Pour aider les fumeurs à arrêter la cigarette, il faudrait miser sur la gratitude

Par Sophie Raffin

La gratitude est un outil efficace pour réduire l’envie de cigarettes des fumeurs et les encourager à s’inscrire dans des programmes d’arrêt du tabac, selon une nouvelle étude.

Jacob Wackerhausen/istock
Susciter des sentiments de gratitude chez les fumeurs aide à réduire leur envie de fumer et augmente leurs chances de s'inscrire à un programme d'arrêt du tabac.
En revanche, le fait d'évoquer la tristesse augmente le désir de fumer, selon les chercheurs.
L'équipe préconise l'utilisation d'émotions positives, et en particulier la gratitude, dans les messages de prévention contre le tabac.

Le tabagisme reste la première cause évitable de décès prématuré. Bien qu’ayant conscience de ce fait, les fumeurs ont bien des difficultés à arrêter.
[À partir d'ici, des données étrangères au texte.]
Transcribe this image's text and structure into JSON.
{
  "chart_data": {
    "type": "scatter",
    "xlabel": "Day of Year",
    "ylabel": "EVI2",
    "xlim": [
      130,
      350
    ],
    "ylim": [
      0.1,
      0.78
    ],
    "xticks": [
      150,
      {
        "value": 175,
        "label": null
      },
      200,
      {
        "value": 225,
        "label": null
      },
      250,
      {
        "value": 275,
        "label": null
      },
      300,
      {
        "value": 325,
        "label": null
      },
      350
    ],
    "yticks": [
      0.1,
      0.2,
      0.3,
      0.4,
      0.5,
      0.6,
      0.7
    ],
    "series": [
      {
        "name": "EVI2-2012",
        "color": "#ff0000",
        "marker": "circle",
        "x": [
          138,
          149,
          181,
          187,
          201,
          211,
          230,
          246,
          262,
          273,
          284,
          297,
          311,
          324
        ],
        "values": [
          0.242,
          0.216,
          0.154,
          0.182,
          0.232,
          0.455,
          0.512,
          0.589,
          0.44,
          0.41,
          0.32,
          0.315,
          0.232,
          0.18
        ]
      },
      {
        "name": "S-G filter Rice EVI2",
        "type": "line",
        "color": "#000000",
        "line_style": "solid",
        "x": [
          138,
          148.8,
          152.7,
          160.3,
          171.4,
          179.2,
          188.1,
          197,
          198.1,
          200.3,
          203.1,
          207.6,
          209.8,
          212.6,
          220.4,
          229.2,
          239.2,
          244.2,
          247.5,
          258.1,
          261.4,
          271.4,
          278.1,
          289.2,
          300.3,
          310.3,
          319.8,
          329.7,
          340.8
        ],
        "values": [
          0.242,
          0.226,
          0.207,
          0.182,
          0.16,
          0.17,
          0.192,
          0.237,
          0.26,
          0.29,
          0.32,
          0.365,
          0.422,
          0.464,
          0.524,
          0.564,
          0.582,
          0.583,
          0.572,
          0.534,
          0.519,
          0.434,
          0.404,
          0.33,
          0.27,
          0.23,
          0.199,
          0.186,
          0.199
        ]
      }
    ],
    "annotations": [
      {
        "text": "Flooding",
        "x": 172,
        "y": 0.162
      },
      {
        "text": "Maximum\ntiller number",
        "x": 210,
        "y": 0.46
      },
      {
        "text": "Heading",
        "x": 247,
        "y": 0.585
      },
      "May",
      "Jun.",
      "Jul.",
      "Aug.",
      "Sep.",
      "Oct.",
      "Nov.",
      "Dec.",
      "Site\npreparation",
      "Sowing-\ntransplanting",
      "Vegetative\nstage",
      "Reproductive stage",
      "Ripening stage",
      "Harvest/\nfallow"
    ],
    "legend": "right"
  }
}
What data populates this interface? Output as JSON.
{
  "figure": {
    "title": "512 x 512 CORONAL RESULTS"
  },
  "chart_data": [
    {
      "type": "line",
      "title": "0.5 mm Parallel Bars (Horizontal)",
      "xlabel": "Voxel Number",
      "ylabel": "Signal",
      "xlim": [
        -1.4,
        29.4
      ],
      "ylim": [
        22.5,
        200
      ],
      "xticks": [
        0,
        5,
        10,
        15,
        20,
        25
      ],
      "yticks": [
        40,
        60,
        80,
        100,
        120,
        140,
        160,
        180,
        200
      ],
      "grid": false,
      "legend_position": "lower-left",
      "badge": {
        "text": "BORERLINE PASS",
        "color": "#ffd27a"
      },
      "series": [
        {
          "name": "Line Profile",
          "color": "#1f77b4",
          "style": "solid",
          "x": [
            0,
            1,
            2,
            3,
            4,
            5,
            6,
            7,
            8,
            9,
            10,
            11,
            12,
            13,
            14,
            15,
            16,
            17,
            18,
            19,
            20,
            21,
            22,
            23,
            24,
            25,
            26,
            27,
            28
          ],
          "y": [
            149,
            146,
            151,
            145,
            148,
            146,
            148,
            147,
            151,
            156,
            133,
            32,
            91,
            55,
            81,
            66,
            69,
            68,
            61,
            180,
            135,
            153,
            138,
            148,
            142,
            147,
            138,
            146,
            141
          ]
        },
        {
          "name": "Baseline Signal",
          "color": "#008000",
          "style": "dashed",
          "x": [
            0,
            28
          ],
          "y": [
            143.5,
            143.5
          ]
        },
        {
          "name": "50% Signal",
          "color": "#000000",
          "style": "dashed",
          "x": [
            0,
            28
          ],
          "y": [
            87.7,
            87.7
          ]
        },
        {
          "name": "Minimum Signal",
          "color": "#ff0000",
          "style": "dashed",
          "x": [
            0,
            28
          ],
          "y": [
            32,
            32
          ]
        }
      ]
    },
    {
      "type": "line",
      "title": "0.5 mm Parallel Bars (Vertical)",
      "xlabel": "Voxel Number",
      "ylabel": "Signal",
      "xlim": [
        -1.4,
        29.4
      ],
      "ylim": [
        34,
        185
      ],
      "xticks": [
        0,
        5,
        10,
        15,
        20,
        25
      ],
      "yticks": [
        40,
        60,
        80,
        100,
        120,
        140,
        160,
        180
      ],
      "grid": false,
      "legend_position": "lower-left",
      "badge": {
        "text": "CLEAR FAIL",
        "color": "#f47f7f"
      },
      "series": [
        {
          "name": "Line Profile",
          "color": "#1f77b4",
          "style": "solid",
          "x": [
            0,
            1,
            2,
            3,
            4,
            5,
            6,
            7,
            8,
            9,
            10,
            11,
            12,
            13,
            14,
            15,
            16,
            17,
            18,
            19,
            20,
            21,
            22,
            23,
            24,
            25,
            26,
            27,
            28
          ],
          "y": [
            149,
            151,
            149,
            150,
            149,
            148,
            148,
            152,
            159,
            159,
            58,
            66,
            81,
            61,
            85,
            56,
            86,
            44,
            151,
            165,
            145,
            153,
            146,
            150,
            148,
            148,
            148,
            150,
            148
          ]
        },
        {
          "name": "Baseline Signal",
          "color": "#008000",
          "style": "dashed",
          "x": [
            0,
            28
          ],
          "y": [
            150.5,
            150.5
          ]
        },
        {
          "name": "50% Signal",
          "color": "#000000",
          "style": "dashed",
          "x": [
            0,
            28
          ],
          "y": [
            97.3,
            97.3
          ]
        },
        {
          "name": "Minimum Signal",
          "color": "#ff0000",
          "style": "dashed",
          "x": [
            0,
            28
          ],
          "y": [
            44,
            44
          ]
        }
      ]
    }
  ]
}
Selon une étude de l’université Harvard, publiée dans la revue Proceedings of the National Academy of Science (PNAS), la gratitude peut réduire leur envie de fumer et augmenter leurs chances de s'inscrire à un programme pour se défaire de leur dépendance au tabac.

Dépendance : plus d'adhésion aux programmes d’arrêt du tabac avec la gratitude

En reprenant l’ensemble des études menées sur le tabagisme ou encore le lien entre les émotions et les comportements à risque ces dernières années, les chercheurs ont découvert que susciter un sentiment de gratitude était associé à des taux moindres de comportement tabagique. Cette émotion entraînait aussi un taux d'adhésion plus important à des programmes d’arrêt du tabac en ligne.

"Des enquêtes représentatives à l'échelle nationale aux États-Unis et sur un échantillon mondial ont révélé que des niveaux de gratitude plus élevés étaient corrélés à une probabilité plus faible de fumer, même après avoir pris en compte d'autres facteurs connus du tabagisme. Des études expérimentales ont en outre démontré la causalité", notent les auteurs dans leur communiqué.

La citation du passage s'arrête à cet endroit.